Las revoluciones no sirven para mucho porque sin excepción terminan superando en maldad e incompetencia a los gobiernos que suplantan. Ningún ejemplo resulta más patético que el de Cuba. Tras más de cinco décadas de restricciones, sacrificios y supresión de libertades en nombre de una perversa causa de redención, la tiranía cubana, dirigida por la misma gente durante 56 años, ha confesado el fracaso de su esfuerzo en la construcción de un paraíso para los trabajadores.
Un fracaso patético, a causa de lo cual se ha visto en la necesidad, para evitar una contrarrevolución, de darles un poco de aire a los cubanos, a los que se les permitirá en lo adelante tener sus propios ventorrillos, sin llegar a admitir los negocios como una actividad lícita e indispensable.

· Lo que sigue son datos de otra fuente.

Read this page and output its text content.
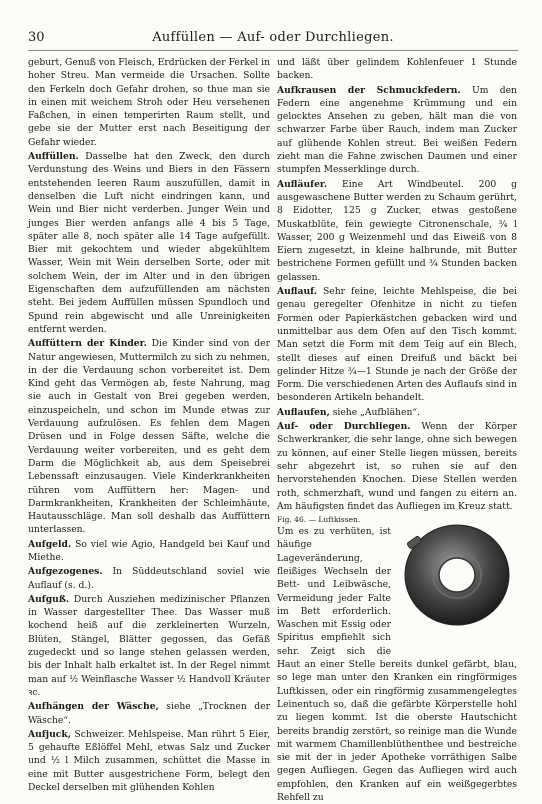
30	Auffüllen — Auf- oder Durchliegen.

geburt, Genuß von Fleisch, Erdrücken der Ferkel in hoher Streu. Man vermeide die Ursachen. Sollte den Ferkeln doch Gefahr drohen, so thue man sie in einen mit weichem Stroh oder Heu versehenen Faßchen, in einen temperirten Raum stellt, und gebe sie der Mutter erst nach Beseitigung der Gefahr wieder.

Auffüllen. Dasselbe hat den Zweck, den durch Verdunstung des Weins und Biers in den Fässern entstehenden leeren Raum auszufüllen, damit in denselben die Luft nicht eindringen kann, und Wein und Bier nicht verderben. Junger Wein und junges Bier werden anfangs alle 4 bis 5 Tage, später alle 8, noch später alle 14 Tage aufgefüllt. Bier mit gekochtem und wieder abgekühltem Wasser, Wein mit Wein derselben Sorte, oder mit solchem Wein, der im Alter und in den übrigen Eigenschaften dem aufzufüllenden am nächsten steht. Bei jedem Auffüllen müssen Spundloch und Spund rein abgewischt und alle Unreinigkeiten entfernt werden.

Auffüttern der Kinder. Die Kinder sind von der Natur angewiesen, Muttermilch zu sich zu nehmen, in der die Verdauung schon vorbereitet ist. Dem Kind geht das Vermögen ab, feste Nahrung, mag sie auch in Gestalt von Brei gegeben werden, einzuspeicheln, und schon im Munde etwas zur Verdauung aufzulösen. Es fehlen dem Magen Drüsen und in Folge dessen Säfte, welche die Verdauung weiter vorbereiten, und es geht dem Darm die Möglichkeit ab, aus dem Speisebrei Lebenssaft einzusaugen. Viele Kinderkrankheiten rühren vom Auffüttern her: Magen- und Darmkrankheiten, Krankheiten der Schleimhäute, Hautausschläge. Man soll deshalb das Auffüttern unterlassen.

Aufgeld. So viel wie Agio, Handgeld bei Kauf und Miethe.

Aufgezogenes. In Süddeutschland soviel wie Auflauf (s. d.).

Aufguß. Durch Ausziehen medizinischer Pflanzen in Wasser dargestellter Thee. Das Wasser muß kochend heiß auf die zerkleinerten Wurzeln, Blüten, Stängel, Blätter gegossen, das Gefäß zugedeckt und so lange stehen gelassen werden, bis der Inhalt halb erkaltet ist. In der Regel nimmt man auf ½ Weinflasche Wasser ½ Handvoll Kräuter ꝛc.

Aufhängen der Wäsche, siehe „Trocknen der Wäsche“.

Aufjuck, Schweizer. Mehlspeise. Man rührt 5 Eier, 5 gehaufte Eßlöffel Mehl, etwas Salz und Zucker und ½ l Milch zusammen, schüttet die Masse in eine mit Butter ausgestrichene Form, belegt den Deckel derselben mit glühenden Kohlen

und läßt über gelindem Kohlenfeuer 1 Stunde backen.

Aufkrausen der Schmuckfedern. Um den Federn eine angenehme Krümmung und ein gelocktes Ansehen zu geben, hält man die von schwarzer Farbe über Rauch, indem man Zucker auf glühende Kohlen streut. Bei weißen Federn zieht man die Fahne zwischen Daumen und einer stumpfen Messerklinge durch.

Aufläufer. Eine Art Windbeutel. 200 g ausgewaschene Butter werden zu Schaum gerührt, 8 Eidotter, 125 g Zucker, etwas gestoßene Muskatblüte, fein gewiegte Citronenschale, ¾ l Wasser, 200 g Weizenmehl und das Eiweiß von 8 Eiern zugesetzt, in kleine halbrunde, mit Butter bestrichene Formen gefüllt und ¾ Stunden backen gelassen.

Auflauf. Sehr feine, leichte Mehlspeise, die bei genau geregelter Ofenhitze in nicht zu tiefen Formen oder Papierkästchen gebacken wird und unmittelbar aus dem Ofen auf den Tisch kommt. Man setzt die Form mit dem Teig auf ein Blech, stellt dieses auf einen Dreifuß und bäckt bei gelinder Hitze ¾—1 Stunde je nach der Größe der Form. Die verschiedenen Arten des Auflaufs sind in besonderen Artikeln behandelt.

Auflaufen, siehe „Aufblähen“.

Auf- oder Durchliegen. Wenn der Körper Schwerkranker, die sehr lange, ohne sich bewegen zu können, auf einer Stelle liegen müssen, bereits sehr abgezehrt ist, so ruhen sie auf den hervorstehenden Knochen. Diese Stellen werden roth, schmerzhaft, wund und fangen zu eitern an. Am häufigsten findet das Aufliegen im Kreuz statt.

Fig. 46. — Luftkissen.
Um es zu verhüten, ist häufige Lageveränderung, fleißiges Wechseln der Bett- und Leibwäsche, Vermeidung jeder Falte im Bett erforderlich. Waschen mit Essig oder Spiritus empfiehlt sich sehr. Zeigt sich die Haut an einer Stelle bereits dunkel gefärbt, blau, so lege man unter den Kranken ein ringförmiges Luftkissen, oder ein ringförmig zusammengelegtes Leinentuch so, daß die gefärbte Körperstelle hohl zu liegen kommt. Ist die oberste Hautschicht bereits brandig zerstört, so reinige man die Wunde mit warmem Chamillenblüthenthee und bestreiche sie mit der in jeder Apotheke vorräthigen Salbe gegen Aufliegen. Gegen das Aufliegen wird auch empfohlen, den Kranken auf ein weißgegerbtes Rehfell zu
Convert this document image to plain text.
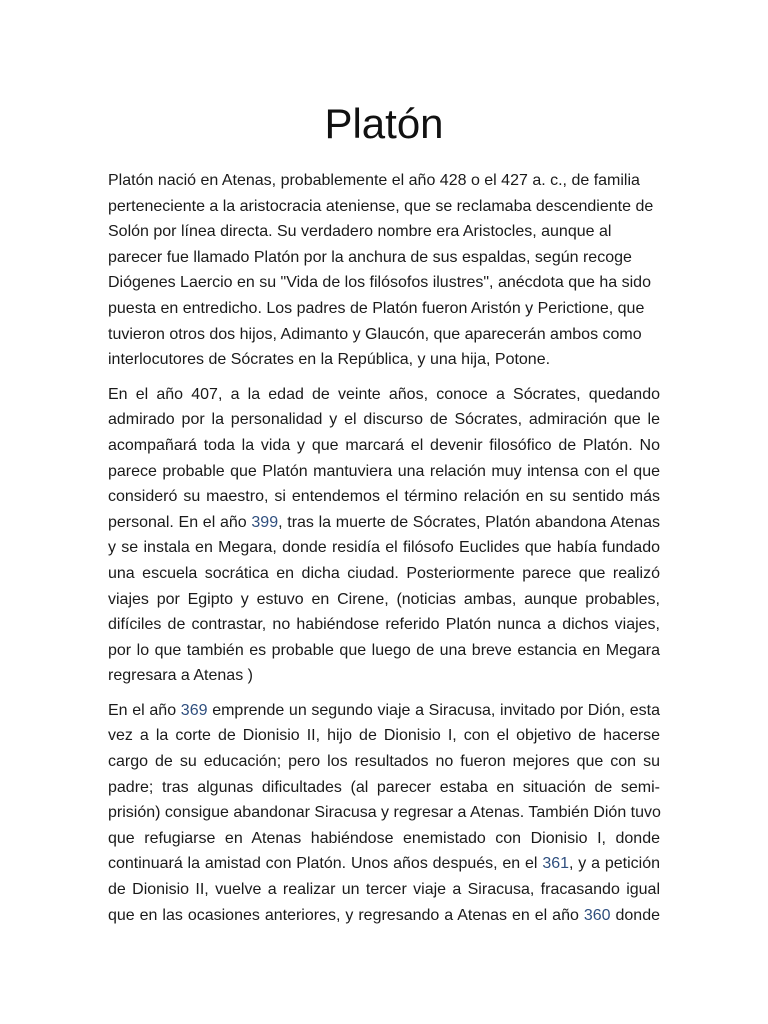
Platón
Platón nació en Atenas, probablemente el año 428 o el 427 a. c., de familia
perteneciente a la aristocracia ateniense, que se reclamaba descendiente de
Solón por línea directa. Su verdadero nombre era Aristocles, aunque al
parecer fue llamado Platón por la anchura de sus espaldas, según recoge
Diógenes Laercio en su "Vida de los filósofos ilustres", anécdota que ha sido
puesta en entredicho. Los padres de Platón fueron Aristón y Perictione, que
tuvieron otros dos hijos, Adimanto y Glaucón, que aparecerán ambos como
interlocutores de Sócrates en la República, y una hija, Potone.
En el año 407, a la edad de veinte años, conoce a Sócrates, quedando
admirado por la personalidad y el discurso de Sócrates, admiración que le
acompañará toda la vida y que marcará el devenir filosófico de Platón. No
parece probable que Platón mantuviera una relación muy intensa con el que
consideró su maestro, si entendemos el término relación en su sentido más
personal. En el año 399, tras la muerte de Sócrates, Platón abandona Atenas
y se instala en Megara, donde residía el filósofo Euclides que había fundado
una escuela socrática en dicha ciudad. Posteriormente parece que realizó
viajes por Egipto y estuvo en Cirene, (noticias ambas, aunque probables,
difíciles de contrastar, no habiéndose referido Platón nunca a dichos viajes,
por lo que también es probable que luego de una breve estancia en Megara
regresara a Atenas )
En el año 369 emprende un segundo viaje a Siracusa, invitado por Dión, esta
vez a la corte de Dionisio II, hijo de Dionisio I, con el objetivo de hacerse
cargo de su educación; pero los resultados no fueron mejores que con su
padre; tras algunas dificultades (al parecer estaba en situación de semi-
prisión) consigue abandonar Siracusa y regresar a Atenas. También Dión tuvo
que refugiarse en Atenas habiéndose enemistado con Dionisio I, donde
continuará la amistad con Platón. Unos años después, en el 361, y a petición
de Dionisio II, vuelve a realizar un tercer viaje a Siracusa, fracasando igual
que en las ocasiones anteriores, y regresando a Atenas en el año 360 donde
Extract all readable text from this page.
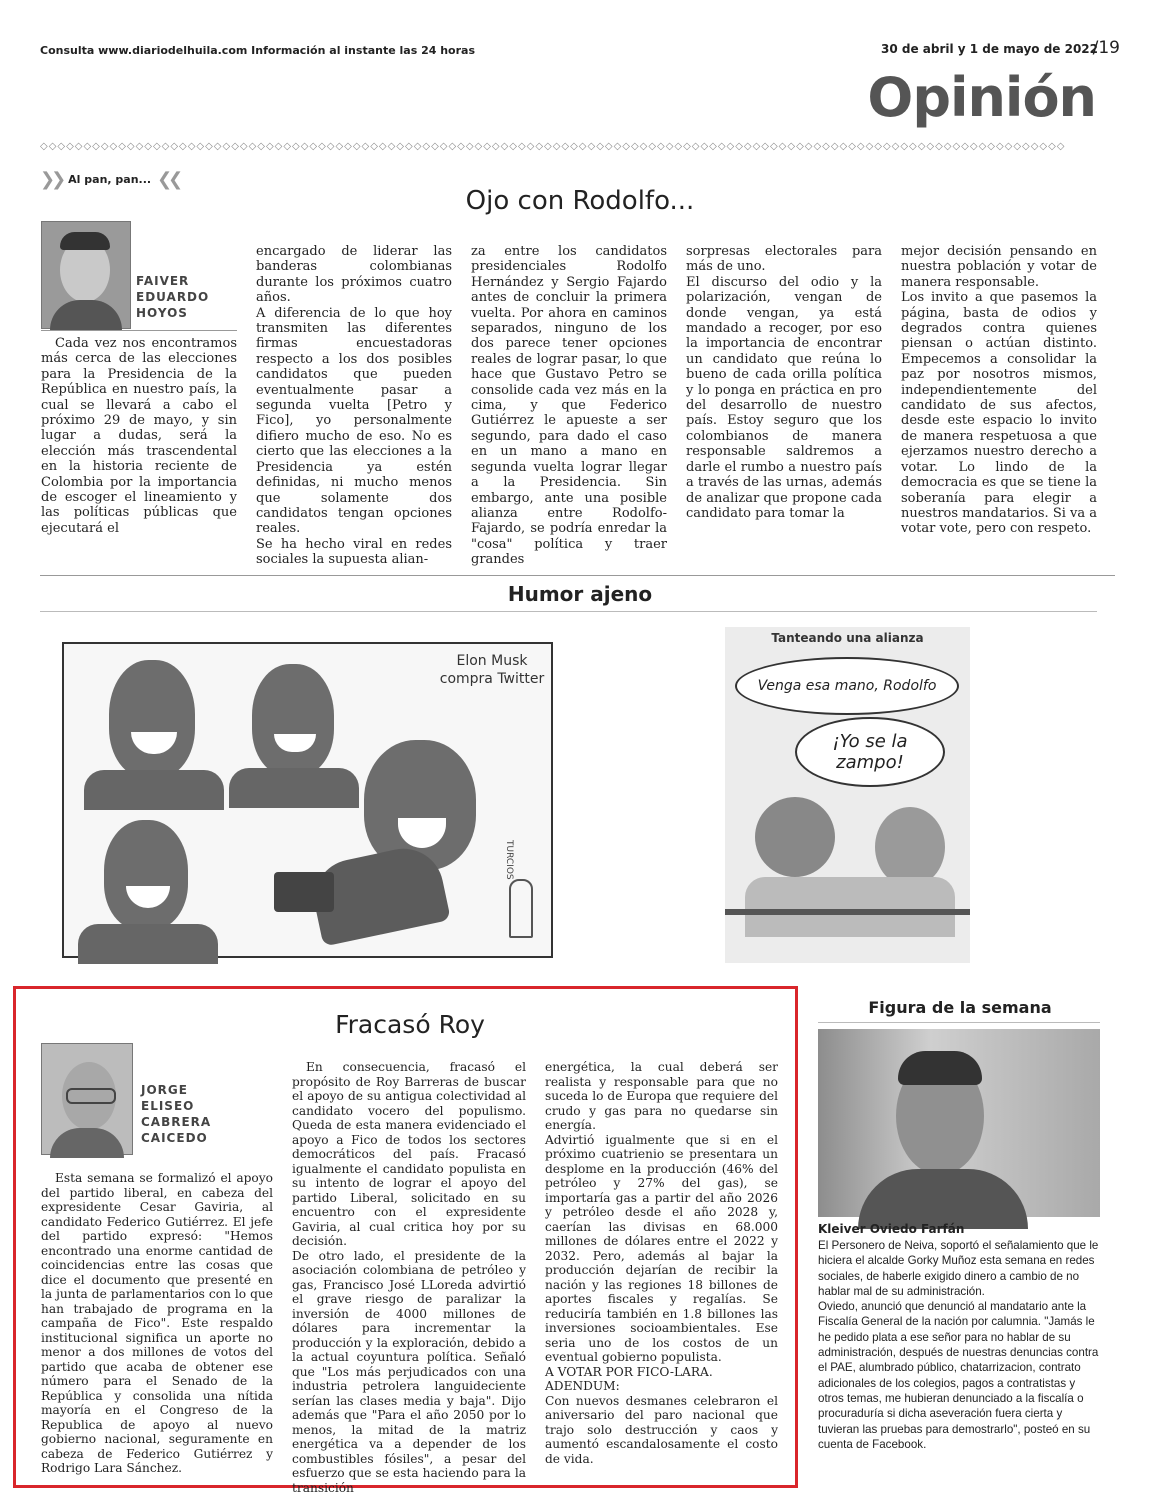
Consulta www.diariodelhuila.com Información al instante las 24 horas	30 de abril y 1 de mayo de 2022
/19
Opinión
◇◇◇◇◇◇◇◇◇◇◇◇◇◇◇◇◇◇◇◇◇◇◇◇◇◇◇◇◇◇◇◇◇◇◇◇◇◇◇◇◇◇◇◇◇◇◇◇◇◇◇◇◇◇◇◇◇◇◇◇◇◇◇◇◇◇◇◇◇◇◇◇◇◇◇◇◇◇◇◇◇◇◇◇◇◇◇◇◇◇◇◇◇◇◇◇◇◇◇◇◇◇◇◇◇◇◇◇◇◇◇◇◇◇◇◇◇◇
❯❯ Al pan, pan... ❮❮
Ojo con Rodolfo...
FAIVER
EDUARDO
HOYOS
Cada vez nos encontramos más cerca de las elecciones para la Presidencia de la República en nuestro país, la cual se llevará a cabo el próximo 29 de mayo, y sin lugar a dudas, será la elección más trascendental en la historia reciente de Colombia por la importancia de escoger el lineamiento y las políticas públicas que ejecutará el
encargado de liderar las banderas colombianas durante los próximos cuatro años.
A diferencia de lo que hoy transmiten las diferentes firmas encuestadoras respecto a los dos posibles candidatos que pueden eventualmente pasar a segunda vuelta [Petro y Fico], yo personalmente difiero mucho de eso. No es cierto que las elecciones a la Presidencia ya estén definidas, ni mucho menos que solamente dos candidatos tengan opciones reales.
Se ha hecho viral en redes sociales la supuesta alian-
za entre los candidatos presidenciales Rodolfo Hernández y Sergio Fajardo antes de concluir la primera vuelta. Por ahora en caminos separados, ninguno de los dos parece tener opciones reales de lograr pasar, lo que hace que Gustavo Petro se consolide cada vez más en la cima, y que Federico Gutiérrez le apueste a ser segundo, para dado el caso en un mano a mano en segunda vuelta lograr llegar a la Presidencia. Sin embargo, ante una posible alianza entre Rodolfo-Fajardo, se podría enredar la "cosa" política y traer grandes
sorpresas electorales para más de uno.
El discurso del odio y la polarización, vengan de donde vengan, ya está mandado a recoger, por eso la importancia de encontrar un candidato que reúna lo bueno de cada orilla política y lo ponga en práctica en pro del desarrollo de nuestro país. Estoy seguro que los colombianos de manera responsable saldremos a darle el rumbo a nuestro país a través de las urnas, además de analizar que propone cada candidato para tomar la
mejor decisión pensando en nuestra población y votar de manera responsable.
Los invito a que pasemos la página, basta de odios y degrados contra quienes piensan o actúan distinto. Empecemos a consolidar la paz por nosotros mismos, independientemente del candidato de sus afectos, desde este espacio lo invito de manera respetuosa a que ejerzamos nuestro derecho a votar. Lo lindo de la democracia es que se tiene la soberanía para elegir a nuestros mandatarios. Si va a votar vote, pero con respeto.
Humor ajeno
Elon Musk compra Twitter
TURCIOS
Tanteando una alianza
Venga esa mano, Rodolfo
¡Yo se la zampo!
Fracasó Roy
JORGE
ELISEO
CABRERA
CAICEDO
Esta semana se formalizó el apoyo del partido liberal, en cabeza del expresidente Cesar Gaviria, al candidato Federico Gutiérrez. El jefe del partido expresó: "Hemos encontrado una enorme cantidad de coincidencias entre las cosas que dice el documento que presenté en la junta de parlamentarios con lo que han trabajado de programa en la campaña de Fico". Este respaldo institucional significa un aporte no menor a dos millones de votos del partido que acaba de obtener ese número para el Senado de la República y consolida una nítida mayoría en el Congreso de la Republica de apoyo al nuevo gobierno nacional, seguramente en cabeza de Federico Gutiérrez y Rodrigo Lara Sánchez.
En consecuencia, fracasó el propósito de Roy Barreras de buscar el apoyo de su antigua colectividad al candidato vocero del populismo. Queda de esta manera evidenciado el apoyo a Fico de todos los sectores democráticos del país. Fracasó igualmente el candidato populista en su intento de lograr el apoyo del partido Liberal, solicitado en su encuentro con el expresidente Gaviria, al cual critica hoy por su decisión.
De otro lado, el presidente de la asociación colombiana de petróleo y gas, Francisco José LLoreda advirtió el grave riesgo de paralizar la inversión de 4000 millones de dólares para incrementar la producción y la exploración, debido a la actual coyuntura política. Señaló que "Los más perjudicados con una industria petrolera languideciente serían las clases media y baja". Dijo además que "Para el año 2050 por lo menos, la mitad de la matriz energética va a depender de los combustibles fósiles", a pesar del esfuerzo que se esta haciendo para la transición
energética, la cual deberá ser realista y responsable para que no suceda lo de Europa que requiere del crudo y gas para no quedarse sin energía.
Advirtió igualmente que si en el próximo cuatrienio se presentara un desplome en la producción (46% del petróleo y 27% del gas), se importaría gas a partir del año 2026 y petróleo desde el año 2028 y, caerían las divisas en 68.000 millones de dólares entre el 2022 y 2032. Pero, además al bajar la producción dejarían de recibir la nación y las regiones 18 billones de aportes fiscales y regalías. Se reduciría también en 1.8 billones las inversiones socioambientales. Ese seria uno de los costos de un eventual gobierno populista.
A VOTAR POR FICO-LARA.
ADENDUM:
Con nuevos desmanes celebraron el aniversario del paro nacional que trajo solo destrucción y caos y aumentó escandalosamente el costo de vida.
Figura de la semana
Kleiver Oviedo Farfán
El Personero de Neiva, soportó el señalamiento que le hiciera el alcalde Gorky Muñoz esta semana en redes sociales, de haberle exigido dinero a cambio de no hablar mal de su administración.
Oviedo, anunció que denunció al mandatario ante la Fiscalía General de la nación por calumnia. "Jamás le he pedido plata a ese señor para no hablar de su administración, después de nuestras denuncias contra el PAE, alumbrado público, chatarrizacion, contrato adicionales de los colegios, pagos a contratistas y otros temas, me hubieran denunciado a la fiscalía o procuraduría si dicha aseveración fuera cierta y tuvieran las pruebas para demostrarlo", posteó en su cuenta de Facebook.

La cubana no es en esencia una revolución. Dejó de serlo cuando los hermanos Castro se apoderaron de todos los resortes del poder en base al uso de la represión y el miedo. Lo que existe allí es una dinastía casi monárquica, la de un líder vencido por la edad, y además enfermo, forzado a dejar las riendas de ese infierno terrenal en los brazos de su hermano, casi de la misma edad, congelado también en la guerra fría e implacable como él. Una gerontocracia vista todavía por muchos latinoamericanos con ojos esperanzadores, como una vía de redención que en realidad no conduce a ninguna parte. Una revolución que asesina y exilia a sus propios hijos y que reserva veinte años de prisión, en condiciones inhumanas, a los autores de un poema, una novela o una simple crítica periodística. Una revolución que ensalza como dioses a políticos insensibles y corruptos, que han llenado de pobreza y desesperanza a millones de cubanos obligados a vivir en la gran prisión que es su propio país o morir de viejos en el exilio. Una revolución que ahora intenta reivindicarse con el auxilio de las potencias imperialistas que le sirvieron de pretexto para perpetuarse en el poder.